Le sort d’Habré plus incertain que jamais

L'ancien président tchadien Hissène Habré à sa sortie de la Cour d'appel de Dakar, le 15 novembre 2005.(Photo : AFP)
L'ancien président tchadien Hissène Habré à sa sortie de la Cour d'appel de Dakar, le 15 novembre 2005.
(Photo : AFP)
Extradition ou non ? C’est de nouveau le suspense au Sénégal dans l’affaire Hissène Habré. A Dakar, la chambre d’accusation devait se prononcer mardi matin. Finalement, les juges rendront leur avis vendredi. Alors qu’en début de semaine, les pronostics étaient très largement contre une extradition, c’est maintenant la confusion sur le sort qui va être réservé à l’ancien dictateur tchadien.

De notre correspondant à Dakar

Dix heures locales mardi matin, la cour du palais de justice de Dakar est bondée. Il y a là des défenseurs des droits de l’homme, des journalistes, des avocats, des curieux, mais aussi beaucoup de Tchadiens, qu'ils soient partisans d’Hissène Habré ou qu'ils militent en faveur de son extradition. Tous attendent avec impatience la décision de la chambre d’accusation. Mais après un retard de plus de deux heures, on apprend finalement qu’elle ne sera connue que vendredi.

Aucune explication officielle à ce retard. Mais à la sortie, Doudou Ndoye, l’un des défenseurs d’Hissène Habré s’emporte. «Ca c’est passé dans le bureau d’un magistrat, après des explications qui n’ont absolument rien à voir avec le dossier», affirme l’avocat, en laissant entendre que ce report pourrait être dû à des pressions politiques. Et il menace : «Je ne peux pas envisager qu’il y ait une extradition ! Si cela se faisait, cette robe d’avocat je ne la porterais plus au Sénégal.»

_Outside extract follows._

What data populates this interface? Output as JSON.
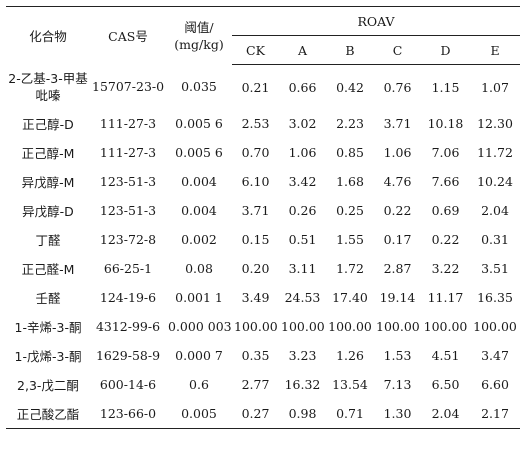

«C’est donc que le dossier n’est pas réglé»

Que s’est-il passé donc passé dans le bureau de juge ? Selon plusieurs sources, ce nouveau délai s’explique par les pressions contradictoires, plus fortes que jamais, sur le chef de l’Etat sénégalais Abdoulaye Wade. Et de fait, avec ce dossier Habré, le Sénégal est pris entre deux feux. Il y a les «anti-extradition», nombreux au Sénégal, mais aussi les chefs d’Etats africains qui craignent un effet domino sur le continent. D’où, sans doute, la décision du président Wade de demander l’avis de l’Union africaine (UA).

Cela dit, l’UA n’est pas aussi monolithique qu’on le dit. Ainsi, le président de la Commission de l'Union africaine, Alpha Oumar Konaré, est favorable à l’extradition. Et certains autres dirigeants n’y sont pas hostiles non plus, tel le guide de la révolution libyenne Kadhafi, qui a un vieux contentieux avec Hissène Habré.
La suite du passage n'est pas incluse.